The prior design (rbac-design.md §12) proposed a 2-hour session cap. This ADR finalizes the design.
Decision
Break-glass grants are time-limited (1h default, 4h max), require a written justification (minimum 20 chars), require a passkey re-authentication (WebAuthn step-up), and trigger a Slack + Postmark alert to ops@raxx.app before the session proceeds.
The grant is stored in rbac_break_glass_sessions. The expiry is enforced server-side: any request that presents a session where the break-glass session has expired receives a 403 and a prompt to re-justify and re-authenticate.
The alert fires before the session is granted, not after. If the alert channel (Slack or Postmark) is unreachable, the grant is held until the alert succeeds or times out (30s timeout). This may delay break-glass access in a degraded infra scenario. The tradeoff is accepted: accountability is not optional.

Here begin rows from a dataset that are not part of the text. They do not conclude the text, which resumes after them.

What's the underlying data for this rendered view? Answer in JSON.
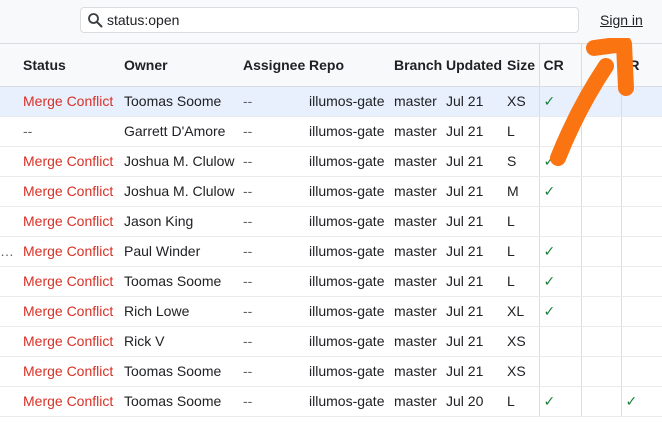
{
  "search": {
    "value": "status:open"
  },
  "header": {
    "signin_label": "Sign in"
  },
  "table": {
    "columns": [
      "Status",
      "Owner",
      "Assignee",
      "Repo",
      "Branch",
      "Updated",
      "Size",
      "CR",
      "",
      "IR"
    ],
    "rows": [
      {
        "lead": "",
        "status": "Merge Conflict",
        "owner": "Toomas Soome",
        "assignee": "--",
        "repo": "illumos-gate",
        "branch": "master",
        "updated": "Jul 21",
        "size": "XS",
        "cr": "✓",
        "x": "",
        "ir": "",
        "selected": true
      },
      {
        "lead": "",
        "status": "--",
        "owner": "Garrett D'Amore",
        "assignee": "--",
        "repo": "illumos-gate",
        "branch": "master",
        "updated": "Jul 21",
        "size": "L",
        "cr": "",
        "x": "",
        "ir": "",
        "selected": false
      },
      {
        "lead": "",
        "status": "Merge Conflict",
        "owner": "Joshua M. Clulow",
        "assignee": "--",
        "repo": "illumos-gate",
        "branch": "master",
        "updated": "Jul 21",
        "size": "S",
        "cr": "✓",
        "x": "",
        "ir": "",
        "selected": false
      },
      {
        "lead": "",
        "status": "Merge Conflict",
        "owner": "Joshua M. Clulow",
        "assignee": "--",
        "repo": "illumos-gate",
        "branch": "master",
        "updated": "Jul 21",
        "size": "M",
        "cr": "✓",
        "x": "",
        "ir": "",
        "selected": false
      },
      {
        "lead": "",
        "status": "Merge Conflict",
        "owner": "Jason King",
        "assignee": "--",
        "repo": "illumos-gate",
        "branch": "master",
        "updated": "Jul 21",
        "size": "L",
        "cr": "",
        "x": "",
        "ir": "",
        "selected": false
      },
      {
        "lead": "…",
        "status": "Merge Conflict",
        "owner": "Paul Winder",
        "assignee": "--",
        "repo": "illumos-gate",
        "branch": "master",
        "updated": "Jul 21",
        "size": "L",
        "cr": "✓",
        "x": "",
        "ir": "",
        "selected": false
      },
      {
        "lead": "",
        "status": "Merge Conflict",
        "owner": "Toomas Soome",
        "assignee": "--",
        "repo": "illumos-gate",
        "branch": "master",
        "updated": "Jul 21",
        "size": "L",
        "cr": "✓",
        "x": "",
        "ir": "",
        "selected": false
      },
      {
        "lead": "",
        "status": "Merge Conflict",
        "owner": "Rich Lowe",
        "assignee": "--",
        "repo": "illumos-gate",
        "branch": "master",
        "updated": "Jul 21",
        "size": "XL",
        "cr": "✓",
        "x": "",
        "ir": "",
        "selected": false
      },
      {
        "lead": "",
        "status": "Merge Conflict",
        "owner": "Rick V",
        "assignee": "--",
        "repo": "illumos-gate",
        "branch": "master",
        "updated": "Jul 21",
        "size": "XS",
        "cr": "",
        "x": "",
        "ir": "",
        "selected": false
      },
      {
        "lead": "",
        "status": "Merge Conflict",
        "owner": "Toomas Soome",
        "assignee": "--",
        "repo": "illumos-gate",
        "branch": "master",
        "updated": "Jul 21",
        "size": "XS",
        "cr": "",
        "x": "",
        "ir": "",
        "selected": false
      },
      {
        "lead": "",
        "status": "Merge Conflict",
        "owner": "Toomas Soome",
        "assignee": "--",
        "repo": "illumos-gate",
        "branch": "master",
        "updated": "Jul 20",
        "size": "L",
        "cr": "✓",
        "x": "",
        "ir": "✓",
        "selected": false
      }
    ]
  },
  "colors": {
    "conflict": "#d93025",
    "check": "#188038",
    "arrow": "#fb7412"
  }
}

Self-grant prohibition applies. The operator requesting break-glass access must already be in the raxx-platform-admins group. An operator who is not in raxx-platform-admins cannot escalate to break-glass; they must contact another raxx-platform-admins member to grant it.
Consequences
Positive: - Time-limiting prevents a forgotten break-glass session from becoming a persistent privilege. - The step-up WebAuthn challenge creates a strong accountability signal: the session is tied to a physical authenticator interaction, timestamped. - Alert-before-grant means the operator is always visibly accountable before accessing sensitive data. - Justification creates a searchable record for post-incident review.

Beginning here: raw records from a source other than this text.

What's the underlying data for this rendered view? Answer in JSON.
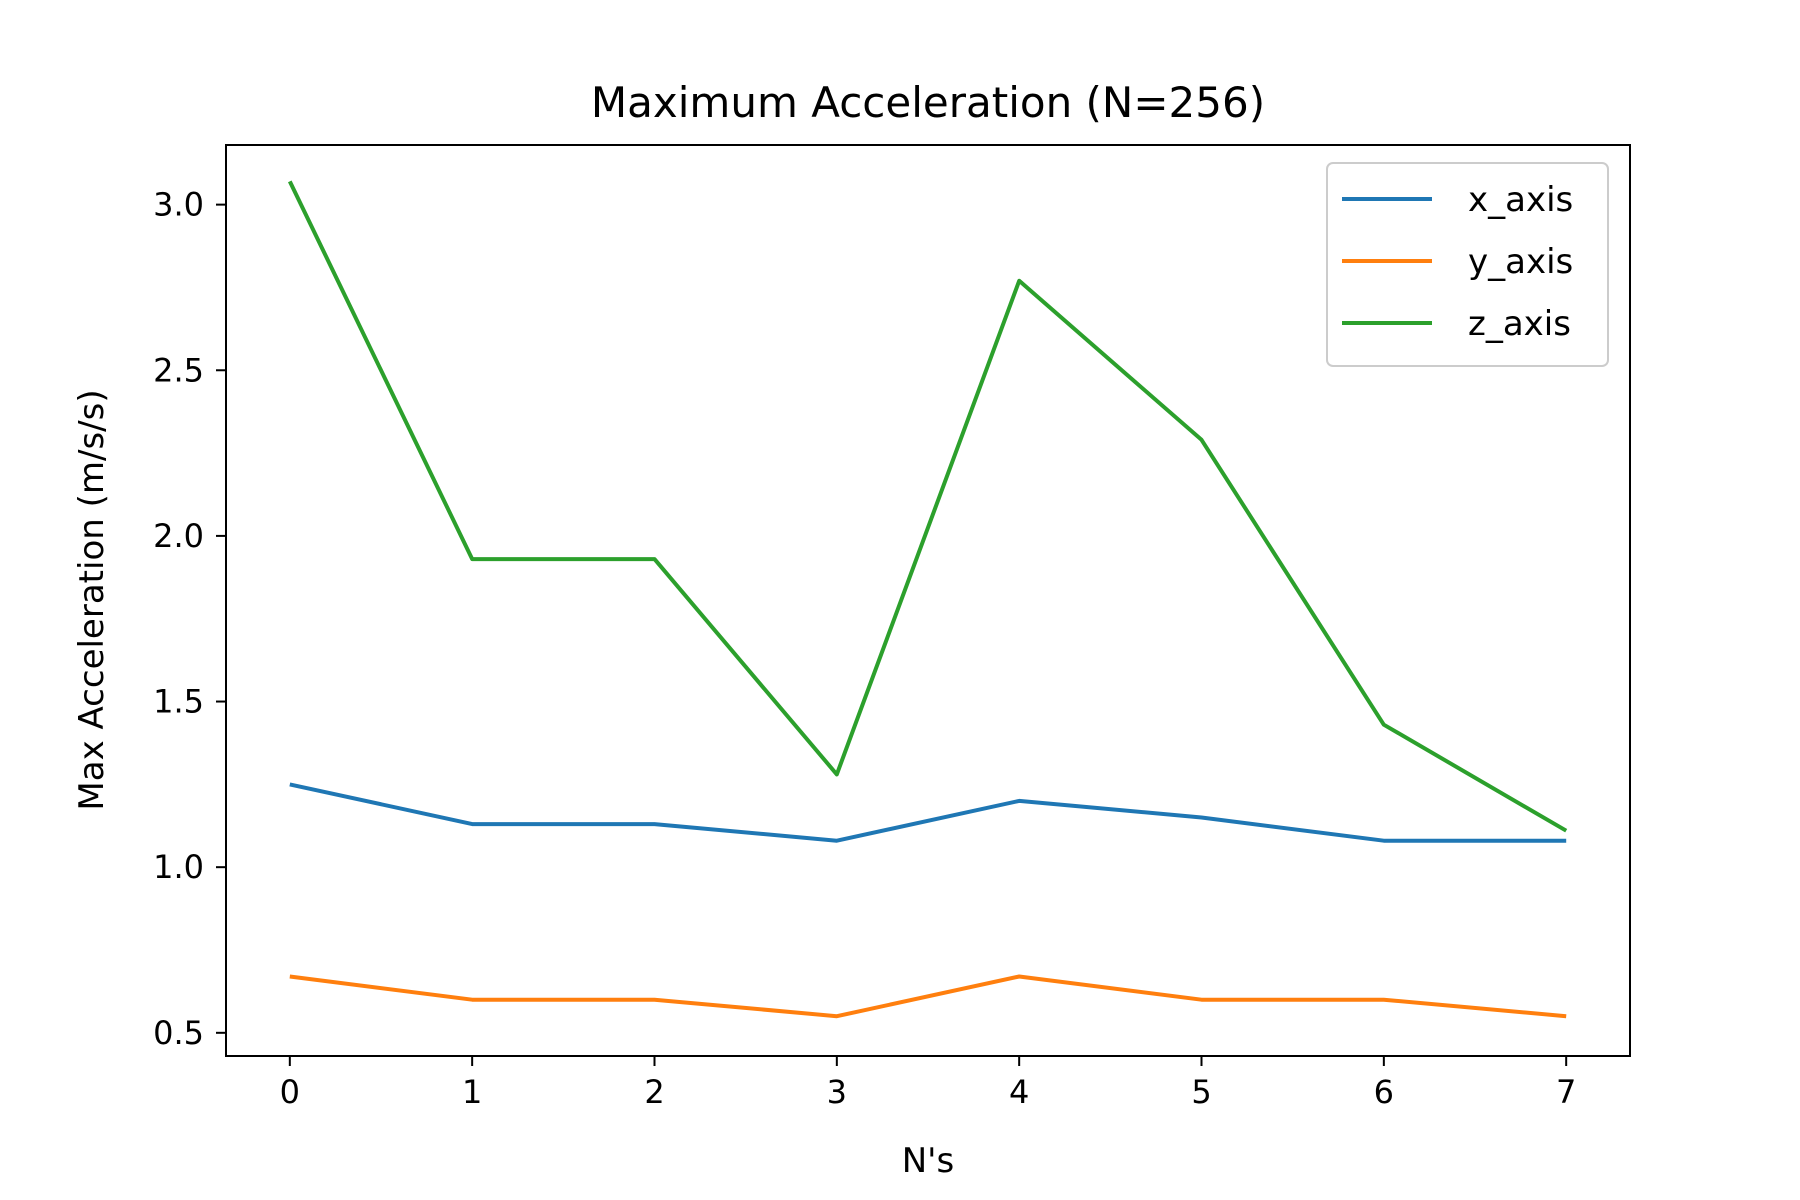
{
  "chart_data": {
    "type": "line",
    "title": "Maximum Acceleration (N=256)",
    "xlabel": "N's",
    "ylabel": "Max Acceleration (m/s/s)",
    "x": [
      0,
      1,
      2,
      3,
      4,
      5,
      6,
      7
    ],
    "xticks": [
      "0",
      "1",
      "2",
      "3",
      "4",
      "5",
      "6",
      "7"
    ],
    "yticks": [
      "0.5",
      "1.0",
      "1.5",
      "2.0",
      "2.5",
      "3.0"
    ],
    "xlim": [
      -0.35,
      7.35
    ],
    "ylim": [
      0.43,
      3.18
    ],
    "grid": false,
    "legend_position": "top-right",
    "series": [
      {
        "name": "x_axis",
        "color": "#1f77b4",
        "values": [
          1.25,
          1.13,
          1.13,
          1.08,
          1.2,
          1.15,
          1.08,
          1.08
        ]
      },
      {
        "name": "y_axis",
        "color": "#ff7f0e",
        "values": [
          0.67,
          0.6,
          0.6,
          0.55,
          0.67,
          0.6,
          0.6,
          0.55
        ]
      },
      {
        "name": "z_axis",
        "color": "#2ca02c",
        "values": [
          3.07,
          1.93,
          1.93,
          1.28,
          2.77,
          2.29,
          1.43,
          1.11
        ]
      }
    ]
  }
}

Negative: - The 30-second alert timeout could delay break-glass access during a real outage where both the production environment and the alert channel are degraded simultaneously. Mitigation: the alert is sent to a separate Slack workspace (not the same infra hosting the alert) and via Postmark (separate delivery path). Two independent channels reduces the probability of simultaneous unavailability. - 4-hour maximum may be insufficient for extended incident response. Operator can re-request break-glass access after expiry; each re-request requires re-authentication and re-justification, creating an auditable renewal record.
Alternatives Considered
Permanent break-glass group membership
The operator is always in the break-glass group; no time limit.
Rejected: ADR-0020 established that superadmin is break-glass only and is never a working role. Permanent membership contradicts this invariant and leaves the operator with persistent elevated access that accumulates risk over time.
Session cap without DB table
Time-bound the session itself (shorter session TTL for break-glass logins) rather than storing a separate record.
Rejected: The session TTL cap is less granular and does not provide a searchable audit trail separate from the session log. The rbac_break_glass_sessions table is queryable by incident responders independently of the session store, which is valuable during an active incident.
See docs/architecture/rbac-v2/design.md §6 for the break-glass design.